A 3D parallel Particle-In-Cell solver for wave interaction with vertical cylinders

In this paper, the Particle-In-Cell (PIC) based PICIN solver is extended to three spatial dimensions and parallelised using the Message Passing Interface (MPI) approach. The PICIN solver employs both Eulerian grid and Lagrangian particles to solve the incompressible Navier-Stokes equations for free-surface flows. The particles are employed to carry all the fluid properties, solve the non-linear advection term and track the free-surface, while the grid is used solely for computational efficiency in solving the non-advection terms. Validation of the new 3D model concentrates on test cases involving multiple wave types (including regular waves, focused waves and solitary waves) interacting with vertical cylinders in several spatial configurations. The results are compared with laboratory data and numerical results from state-of-the-art Volume of Fluid (VOF) based Eulerian solvers such as those from the OpenFOAM® suite.
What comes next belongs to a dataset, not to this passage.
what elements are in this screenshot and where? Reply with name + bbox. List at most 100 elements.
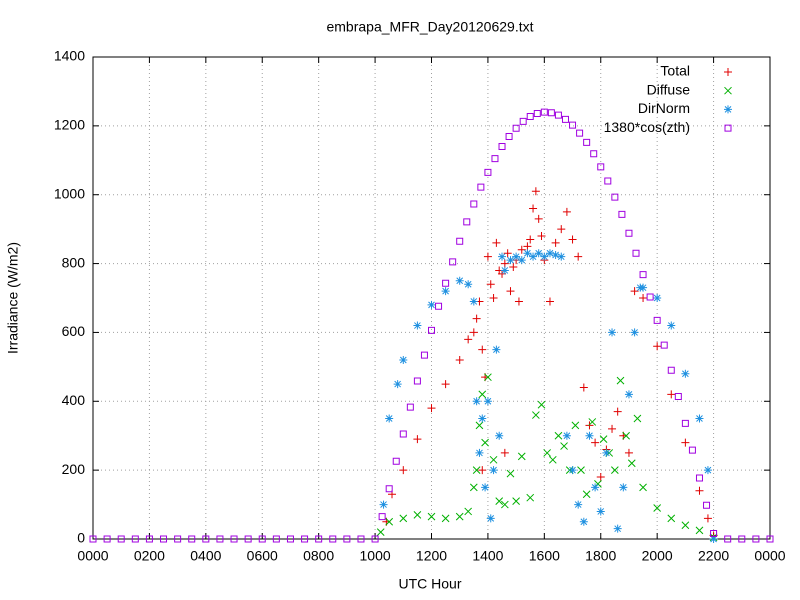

It is shown that the 3D parallel PICIN model is able to well simulate highly non-linear water waves, and the interaction of such waves with vertical cylinders, with a CPU efficiency similar to Eulerian solvers. Moreover, the innovative use of particles in PICIN, akin to meshless Lagrangian solvers, gives the model a particular flexibility in handling complex, full 3D, water-wave scenarios involving large free-surface deformations.